Di Puncak gunung ini pengunjung akan dapat melihat hamparan dari kota serta luasnya lautan yang memanjakan mata.

10. Air Terjun Bahoumumpa

Air Terjun Bahoumumpa
  • Alamat: Desa Betebete, Kec. Bahodopi, Kab. Morowali, Sulawesi Tengah

Air terjun Bahoumumpa merupakan sebuah destinasi wisata lokal yang berada di Desa Betebete. Air terjun yang masih alami ini, airnya turun langsung menuju ke laut.

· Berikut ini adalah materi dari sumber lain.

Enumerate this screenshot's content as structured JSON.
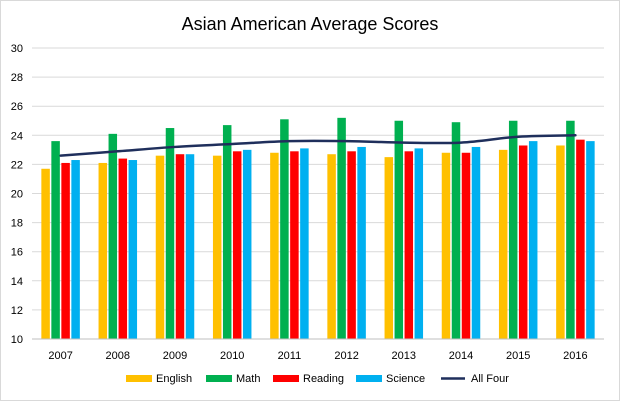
{
  "chart_data": {
    "type": "bar",
    "title": "Asian American Average Scores",
    "categories": [
      "2007",
      "2008",
      "2009",
      "2010",
      "2011",
      "2012",
      "2013",
      "2014",
      "2015",
      "2016"
    ],
    "series": [
      {
        "name": "English",
        "color": "#FFC000",
        "values": [
          21.7,
          22.1,
          22.6,
          22.6,
          22.8,
          22.7,
          22.5,
          22.8,
          23.0,
          23.3
        ]
      },
      {
        "name": "Math",
        "color": "#00B050",
        "values": [
          23.6,
          24.1,
          24.5,
          24.7,
          25.1,
          25.2,
          25.0,
          24.9,
          25.0,
          25.0
        ]
      },
      {
        "name": "Reading",
        "color": "#FF0000",
        "values": [
          22.1,
          22.4,
          22.7,
          22.9,
          22.9,
          22.9,
          22.9,
          22.8,
          23.3,
          23.7
        ]
      },
      {
        "name": "Science",
        "color": "#00B0F0",
        "values": [
          22.3,
          22.3,
          22.7,
          23.0,
          23.1,
          23.2,
          23.1,
          23.2,
          23.6,
          23.6
        ]
      }
    ],
    "line_series": {
      "name": "All Four",
      "color": "#1F2F5C",
      "values": [
        22.6,
        22.9,
        23.2,
        23.4,
        23.6,
        23.6,
        23.5,
        23.5,
        23.9,
        24.0
      ]
    },
    "ylim": [
      10,
      30
    ],
    "yticks": [
      "10",
      "12",
      "14",
      "16",
      "18",
      "20",
      "22",
      "24",
      "26",
      "28",
      "30"
    ],
    "grid": "horizontal",
    "legend": "bottom"
  }
}
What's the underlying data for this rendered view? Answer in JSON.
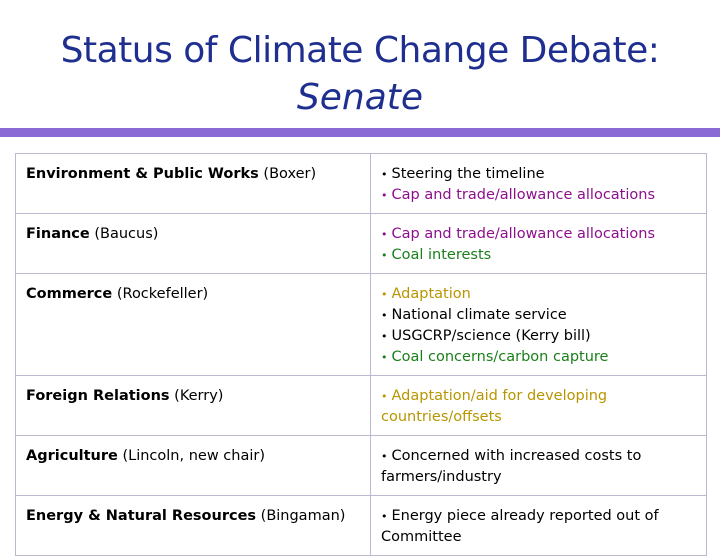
{
  "title": {
    "line1": "Status of Climate Change Debate:",
    "line2": "Senate"
  },
  "rows": [
    {
      "committee": "Environment & Public Works",
      "chair": " (Boxer)",
      "issues": [
        {
          "text": "Steering the timeline",
          "color": "#000000"
        },
        {
          "text": "Cap and trade/allowance allocations",
          "color": "#8e0f8e"
        }
      ]
    },
    {
      "committee": "Finance",
      "chair": " (Baucus)",
      "issues": [
        {
          "text": "Cap and trade/allowance allocations",
          "color": "#8e0f8e"
        },
        {
          "text": "Coal interests",
          "color": "#1a7f1a"
        }
      ]
    },
    {
      "committee": "Commerce",
      "chair": " (Rockefeller)",
      "issues": [
        {
          "text": "Adaptation",
          "color": "#b89600"
        },
        {
          "text": "National climate service",
          "color": "#000000"
        },
        {
          "text": "USGCRP/science (Kerry bill)",
          "color": "#000000"
        },
        {
          "text": "Coal concerns/carbon capture",
          "color": "#1a7f1a"
        }
      ]
    },
    {
      "committee": "Foreign Relations",
      "chair": " (Kerry)",
      "issues": [
        {
          "text": "Adaptation/aid for developing countries/offsets",
          "color": "#b89600"
        }
      ]
    },
    {
      "committee": "Agriculture",
      "chair": " (Lincoln, new chair)",
      "issues": [
        {
          "text": "Concerned with increased costs to farmers/industry",
          "color": "#000000"
        }
      ]
    },
    {
      "committee": "Energy & Natural Resources",
      "chair": " (Bingaman)",
      "issues": [
        {
          "text": "Energy piece already reported out of Committee",
          "color": "#000000"
        }
      ]
    }
  ],
  "colors": {
    "title": "#1f2f8f",
    "rule": "#8a6bd6",
    "border": "#b9b9cf"
  }
}
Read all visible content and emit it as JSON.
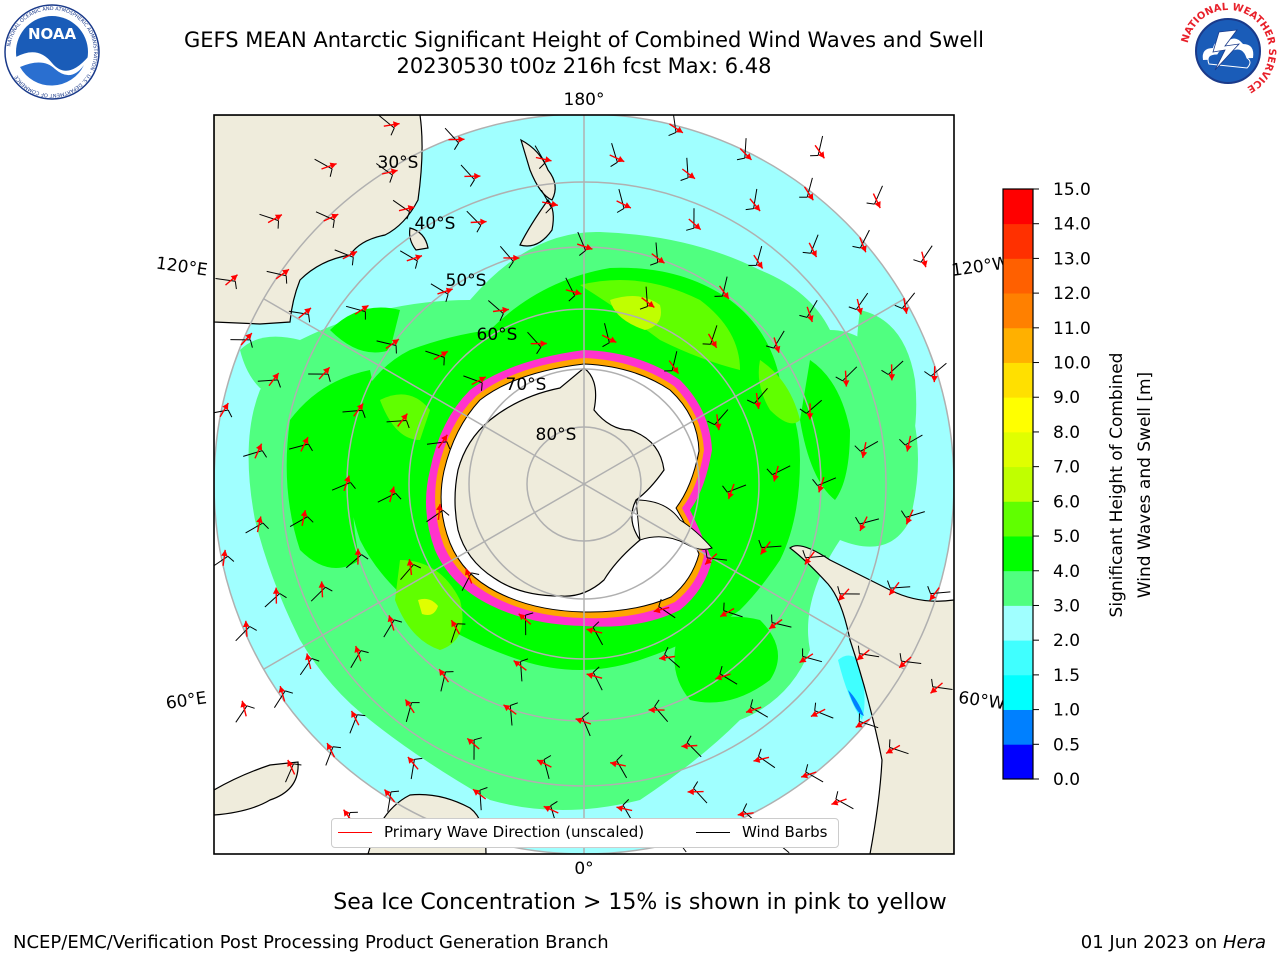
{
  "title": {
    "line1": "GEFS MEAN Antarctic Significant Height of Combined Wind Waves and Swell",
    "line2": "20230530 t00z 216h fcst   Max: 6.48"
  },
  "logos": {
    "left": {
      "name": "noaa-logo",
      "text": "NOAA",
      "ring_text": "NATIONAL OCEANIC AND ATMOSPHERIC ADMINISTRATION · U.S. DEPARTMENT OF COMMERCE"
    },
    "right": {
      "name": "nws-logo",
      "ring_text": "NATIONAL WEATHER SERVICE"
    }
  },
  "map": {
    "longitude_labels": {
      "top": "180°",
      "bottom": "0°",
      "upper_left": "120°E",
      "upper_right": "120°W",
      "lower_left": "60°E",
      "lower_right": "60°W"
    },
    "latitude_labels": [
      "30°S",
      "40°S",
      "50°S",
      "60°S",
      "70°S",
      "80°S"
    ],
    "colors": {
      "land": "#efecdc",
      "ice_shelf": "#ffffff",
      "coast": "#000000",
      "grid": "#b0b0b0",
      "sea_ice": "#ff33cc",
      "wave_arrow": "#ff0000",
      "wind_barb": "#000000"
    }
  },
  "legend": {
    "wave_label": "Primary Wave Direction (unscaled)",
    "wind_label": "Wind Barbs",
    "wave_color": "#ff0000",
    "wind_color": "#000000"
  },
  "colorbar": {
    "label_line1": "Significant Height of Combined",
    "label_line2": "Wind Waves and Swell [m]",
    "bounds": [
      0.0,
      0.5,
      1.0,
      1.5,
      2.0,
      3.0,
      4.0,
      5.0,
      6.0,
      7.0,
      8.0,
      9.0,
      10.0,
      11.0,
      12.0,
      13.0,
      14.0,
      15.0
    ],
    "tick_labels": [
      "0.0",
      "0.5",
      "1.0",
      "1.5",
      "2.0",
      "3.0",
      "4.0",
      "5.0",
      "6.0",
      "7.0",
      "8.0",
      "9.0",
      "10.0",
      "11.0",
      "12.0",
      "13.0",
      "14.0",
      "15.0"
    ],
    "colors": [
      "#0000ff",
      "#0080ff",
      "#00ffff",
      "#40ffff",
      "#a0ffff",
      "#50ff80",
      "#00ff00",
      "#60ff00",
      "#c0ff00",
      "#e0ff00",
      "#ffff00",
      "#ffe000",
      "#ffb000",
      "#ff8000",
      "#ff6000",
      "#ff3000",
      "#ff0000"
    ]
  },
  "caption": "Sea Ice Concentration > 15% is shown in pink to yellow",
  "footer": {
    "left": "NCEP/EMC/Verification Post Processing Product Generation Branch",
    "right_date": "01 Jun 2023 on ",
    "right_host": "Hera"
  }
}
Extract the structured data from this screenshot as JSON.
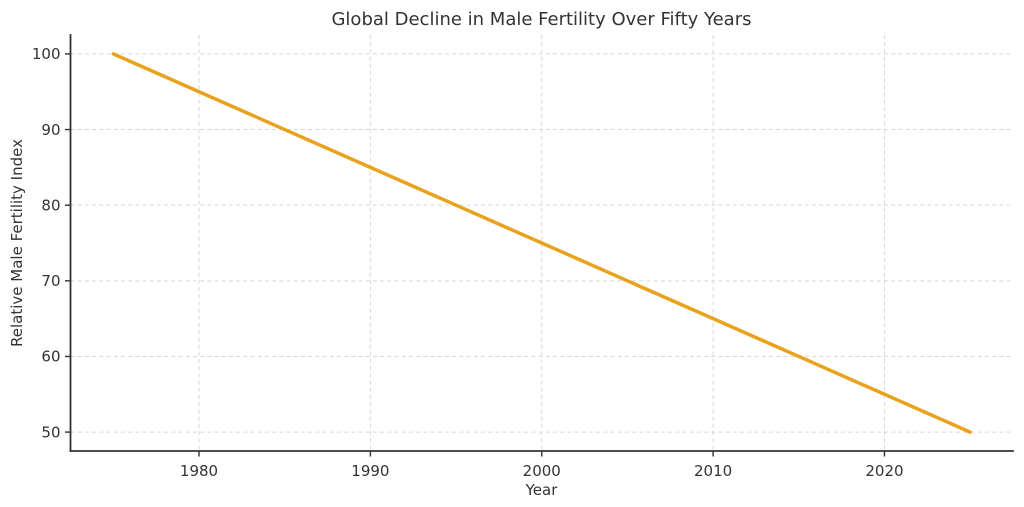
{
  "figure": {
    "background": "#ffffff"
  },
  "chart_data": {
    "type": "line",
    "title": "Global Decline in Male Fertility Over Fifty Years",
    "xlabel": "Year",
    "ylabel": "Relative Male Fertility Index",
    "x": [
      1975,
      1980,
      1985,
      1990,
      1995,
      2000,
      2005,
      2010,
      2015,
      2020,
      2025
    ],
    "series": [
      {
        "name": "Relative Male Fertility Index",
        "values": [
          100,
          95,
          90,
          85,
          80,
          75,
          70,
          65,
          60,
          55,
          50
        ],
        "color": "#E8A21C",
        "line_width": 3.5
      }
    ],
    "xticks": [
      1980,
      1990,
      2000,
      2010,
      2020
    ],
    "yticks": [
      50,
      60,
      70,
      80,
      90,
      100
    ],
    "xlim": [
      1972.5,
      2027.5
    ],
    "ylim": [
      47.5,
      102.5
    ],
    "grid": true,
    "grid_style": "dashed",
    "grid_color": "#d7d7d7",
    "axis_color": "#333333",
    "text_color": "#333333",
    "legend": "none"
  }
}
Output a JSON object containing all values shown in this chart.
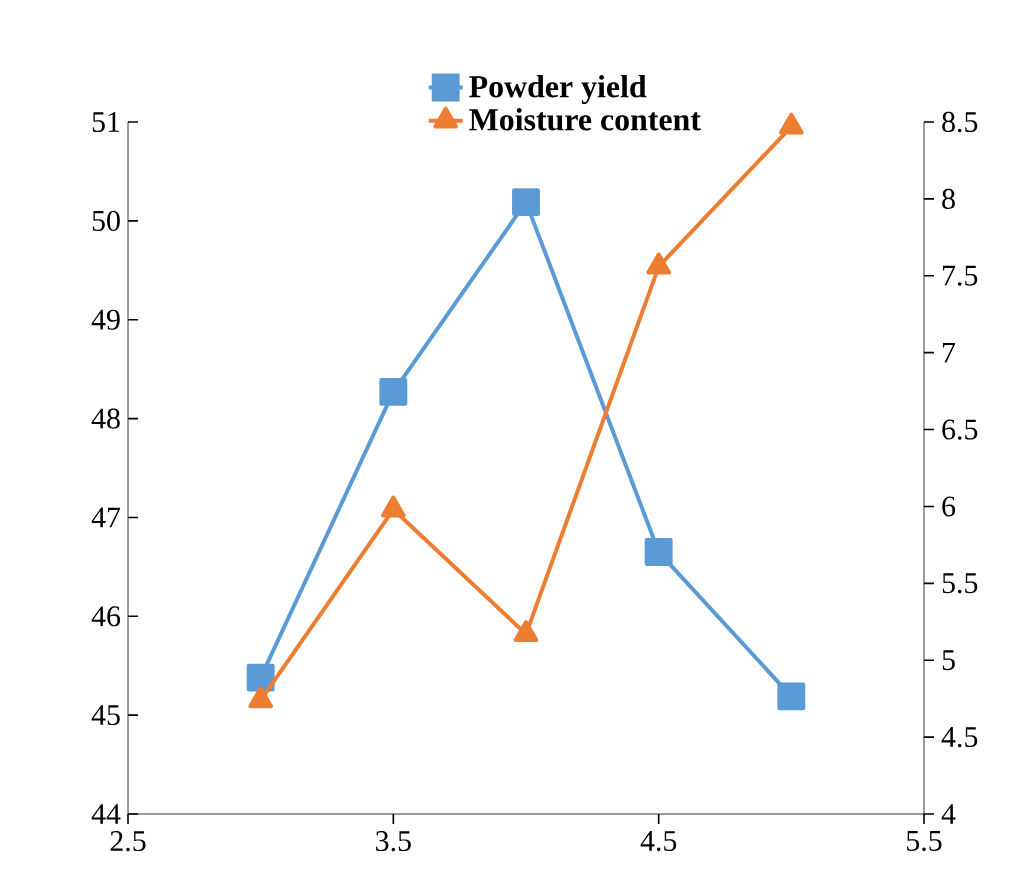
{
  "chart_data": {
    "type": "line",
    "x": [
      3,
      3.5,
      4,
      4.5,
      5
    ],
    "series": [
      {
        "name": "Powder yield",
        "color": "#5b9bd5",
        "marker": "square",
        "values": [
          45.38,
          48.27,
          50.19,
          46.65,
          45.19
        ]
      },
      {
        "name": "Moisture content",
        "color": "#ed7d31",
        "marker": "triangle",
        "axis": "y2",
        "values": [
          4.74,
          5.98,
          5.17,
          7.56,
          8.47
        ]
      }
    ],
    "xlim": [
      2.5,
      5.5
    ],
    "xticks": [
      2.5,
      3.5,
      4.5,
      5.5
    ],
    "ylim": [
      44,
      51
    ],
    "yticks": [
      44,
      45,
      46,
      47,
      48,
      49,
      50,
      51
    ],
    "y2lim": [
      4,
      8.5
    ],
    "y2ticks": [
      4,
      4.5,
      5,
      5.5,
      6,
      6.5,
      7,
      7.5,
      8,
      8.5
    ],
    "grid": false,
    "legend": "top",
    "line_style": "solid"
  }
}
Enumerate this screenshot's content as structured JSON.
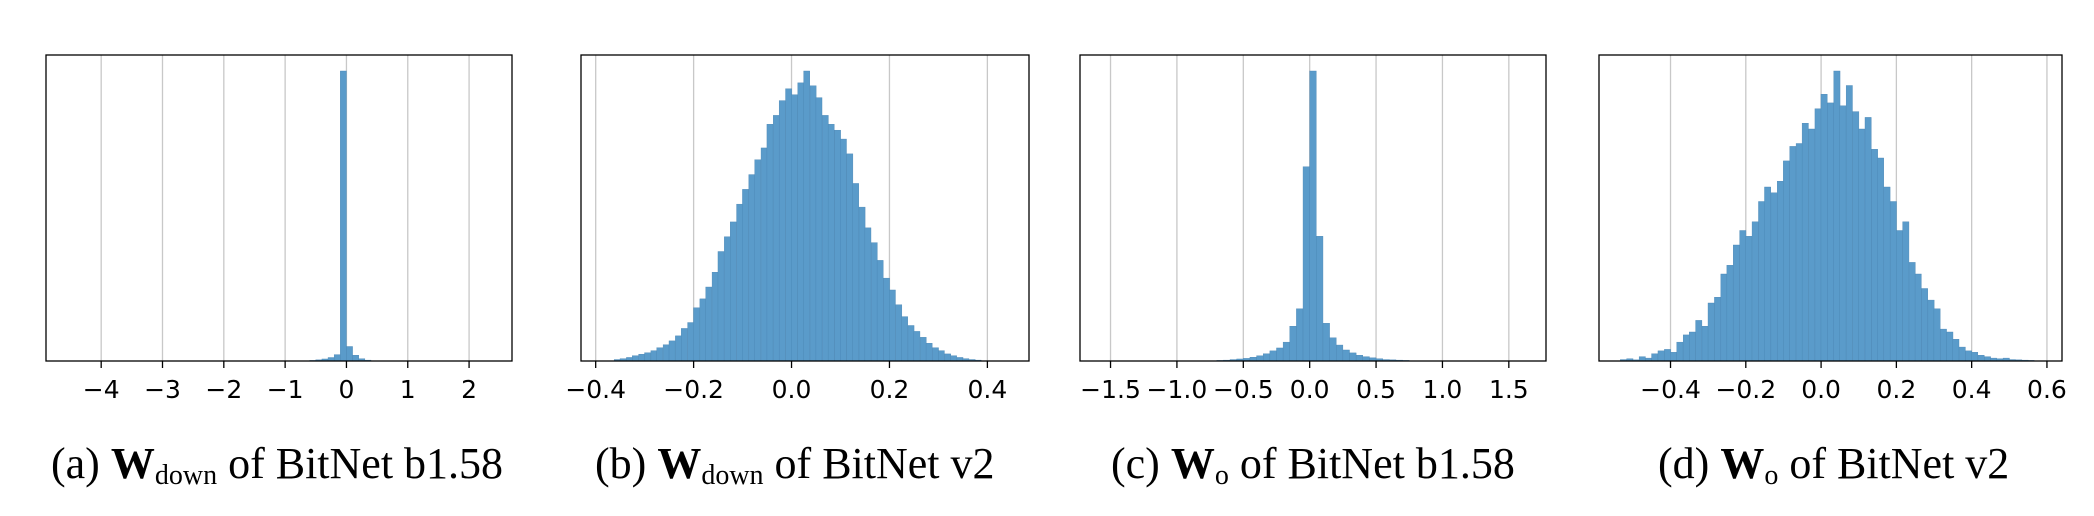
{
  "chart_data": [
    {
      "type": "bar",
      "panel_id": "a",
      "caption": {
        "prefix": "(a) ",
        "bold": "W",
        "sub": "down",
        "suffix": " of BitNet b1.58"
      },
      "xlim": [
        -4.9,
        2.7
      ],
      "xticks": [
        -4,
        -3,
        -2,
        -1,
        0,
        1,
        2
      ],
      "xtick_labels": [
        "−4",
        "−3",
        "−2",
        "−1",
        "0",
        "1",
        "2"
      ],
      "grid": true,
      "yaxis_visible": false,
      "bin_width": 0.1,
      "bin_centers": [
        -0.65,
        -0.55,
        -0.45,
        -0.35,
        -0.25,
        -0.15,
        -0.05,
        0.05,
        0.15,
        0.25,
        0.35,
        0.45
      ],
      "values": [
        0.1,
        0.2,
        0.4,
        0.7,
        1.2,
        2.2,
        100,
        5.0,
        2.0,
        0.8,
        0.3,
        0.1
      ]
    },
    {
      "type": "bar",
      "panel_id": "b",
      "caption": {
        "prefix": "(b) ",
        "bold": "W",
        "sub": "down",
        "suffix": " of BitNet v2"
      },
      "xlim": [
        -0.43,
        0.485
      ],
      "xticks": [
        -0.4,
        -0.2,
        0.0,
        0.2,
        0.4
      ],
      "xtick_labels": [
        "−0.4",
        "−0.2",
        "0.0",
        "0.2",
        "0.4"
      ],
      "grid": true,
      "yaxis_visible": false,
      "bin_width": 0.0125,
      "bin_centers": [
        -0.356,
        -0.344,
        -0.331,
        -0.319,
        -0.306,
        -0.294,
        -0.281,
        -0.269,
        -0.256,
        -0.244,
        -0.231,
        -0.219,
        -0.206,
        -0.194,
        -0.181,
        -0.169,
        -0.156,
        -0.144,
        -0.131,
        -0.119,
        -0.106,
        -0.094,
        -0.081,
        -0.069,
        -0.056,
        -0.044,
        -0.031,
        -0.019,
        -0.006,
        0.006,
        0.019,
        0.031,
        0.044,
        0.056,
        0.069,
        0.081,
        0.094,
        0.106,
        0.119,
        0.131,
        0.144,
        0.156,
        0.169,
        0.181,
        0.194,
        0.206,
        0.219,
        0.231,
        0.244,
        0.256,
        0.269,
        0.281,
        0.294,
        0.306,
        0.319,
        0.331,
        0.344,
        0.356,
        0.369,
        0.381
      ],
      "values": [
        0.5,
        0.8,
        1.2,
        1.8,
        2.3,
        2.8,
        3.5,
        4.5,
        5.5,
        6.8,
        8.5,
        11,
        13,
        18,
        21,
        25,
        30,
        37,
        42,
        47,
        53,
        58,
        63,
        68,
        72,
        80,
        83,
        88,
        92,
        90,
        94,
        98,
        93,
        89,
        83,
        80,
        78,
        75,
        70,
        60,
        52,
        45,
        40,
        34,
        28,
        24,
        19,
        15,
        12,
        10,
        8,
        6,
        4.5,
        3.5,
        2.4,
        1.8,
        1.2,
        0.8,
        0.5,
        0.3
      ]
    },
    {
      "type": "bar",
      "panel_id": "c",
      "caption": {
        "prefix": "(c) ",
        "bold": "W",
        "sub": "o",
        "suffix": " of BitNet b1.58"
      },
      "xlim": [
        -1.73,
        1.78
      ],
      "xticks": [
        -1.5,
        -1.0,
        -0.5,
        0.0,
        0.5,
        1.0,
        1.5
      ],
      "xtick_labels": [
        "−1.5",
        "−1.0",
        "−0.5",
        "0.0",
        "0.5",
        "1.0",
        "1.5"
      ],
      "grid": true,
      "yaxis_visible": false,
      "bin_width": 0.05,
      "bin_centers": [
        -0.675,
        -0.625,
        -0.575,
        -0.525,
        -0.475,
        -0.425,
        -0.375,
        -0.325,
        -0.275,
        -0.225,
        -0.175,
        -0.125,
        -0.075,
        -0.025,
        0.025,
        0.075,
        0.125,
        0.175,
        0.225,
        0.275,
        0.325,
        0.375,
        0.425,
        0.475,
        0.525,
        0.575,
        0.625,
        0.675,
        0.725
      ],
      "values": [
        0.2,
        0.3,
        0.5,
        0.7,
        0.9,
        1.3,
        1.8,
        2.5,
        3.5,
        4.5,
        6.5,
        12,
        18,
        67,
        100,
        43,
        13,
        8,
        5.5,
        3.8,
        2.8,
        2.0,
        1.5,
        1.1,
        0.8,
        0.5,
        0.4,
        0.3,
        0.2
      ]
    },
    {
      "type": "bar",
      "panel_id": "d",
      "caption": {
        "prefix": "(d) ",
        "bold": "W",
        "sub": "o",
        "suffix": " of BitNet v2"
      },
      "xlim": [
        -0.59,
        0.64
      ],
      "xticks": [
        -0.4,
        -0.2,
        0.0,
        0.2,
        0.4,
        0.6
      ],
      "xtick_labels": [
        "−0.4",
        "−0.2",
        "0.0",
        "0.2",
        "0.4",
        "0.6"
      ],
      "grid": true,
      "yaxis_visible": false,
      "bin_width": 0.0167,
      "bin_centers": [
        -0.525,
        -0.508,
        -0.492,
        -0.475,
        -0.458,
        -0.442,
        -0.425,
        -0.408,
        -0.392,
        -0.375,
        -0.358,
        -0.342,
        -0.325,
        -0.308,
        -0.292,
        -0.275,
        -0.258,
        -0.242,
        -0.225,
        -0.208,
        -0.192,
        -0.175,
        -0.158,
        -0.142,
        -0.125,
        -0.108,
        -0.092,
        -0.075,
        -0.058,
        -0.042,
        -0.025,
        -0.008,
        0.008,
        0.025,
        0.042,
        0.058,
        0.075,
        0.092,
        0.108,
        0.125,
        0.142,
        0.158,
        0.175,
        0.192,
        0.208,
        0.225,
        0.242,
        0.258,
        0.275,
        0.292,
        0.308,
        0.325,
        0.342,
        0.358,
        0.375,
        0.392,
        0.408,
        0.425,
        0.442,
        0.458,
        0.475,
        0.492,
        0.508,
        0.525,
        0.542,
        0.558,
        0.575
      ],
      "values": [
        0.5,
        0.8,
        0.4,
        1.5,
        1.0,
        2.5,
        3.5,
        4.0,
        3.0,
        6.5,
        9.0,
        10,
        14,
        12,
        20,
        22,
        30,
        33,
        40,
        45,
        43,
        48,
        55,
        60,
        58,
        62,
        69,
        74,
        75,
        82,
        80,
        87,
        92,
        89,
        100,
        88,
        95,
        86,
        80,
        84,
        73,
        70,
        60,
        55,
        45,
        48,
        34,
        30,
        25,
        21,
        18,
        11,
        10,
        7.5,
        4.8,
        3.5,
        3.0,
        2.0,
        1.5,
        1.0,
        0.8,
        1.0,
        0.5,
        0.4,
        0.3,
        0.2,
        0.1
      ]
    }
  ]
}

Pemandangan di sekitar air terjun pun terlihat mengagumkan dengan masih rimbunnya pepohonan hijau yang seolah belum terjamah tangan manusia.

Air terjun ini mungkin belum terlalu dikenal banyak orang. Tempatnya dapat ditempuh oleh pengunjung dengan menggunakan sepeda motor atau dengan menggunakan mobil. Waktu tempuhnya sekitar 1,5 jam dari kota Bungku menuju ke Desa Betebete.

Itulah beberapa tempat wisata di Morowali. Sesungguhnya Morowali memiliki banyak sekali wisata alam yang masih belum dikenal banyak orang.

Wisata alam yang didominasi wisata air belum banyak dikunjungi wisatawan walaupun sebenarnya tempat itu tak kalah indah dari tempat-tempat wisata di Sulawesi yang telah terkenal terlebih dulu.

Wisata air terjun serta wisata lainnya yang masih berkenaan dengan air seperti Sombori atau Baho Pombine merupakan potensi wisata dari daerah Morowali.

Beberapa tempat wisata masih membutuhkan promosi yang lebih agar dapat dikenal dan dikunjungi oleh wisatawan. Menurutmu tempat manakah di Morowali yang asyik untuk dikunjungi saat liburan ini?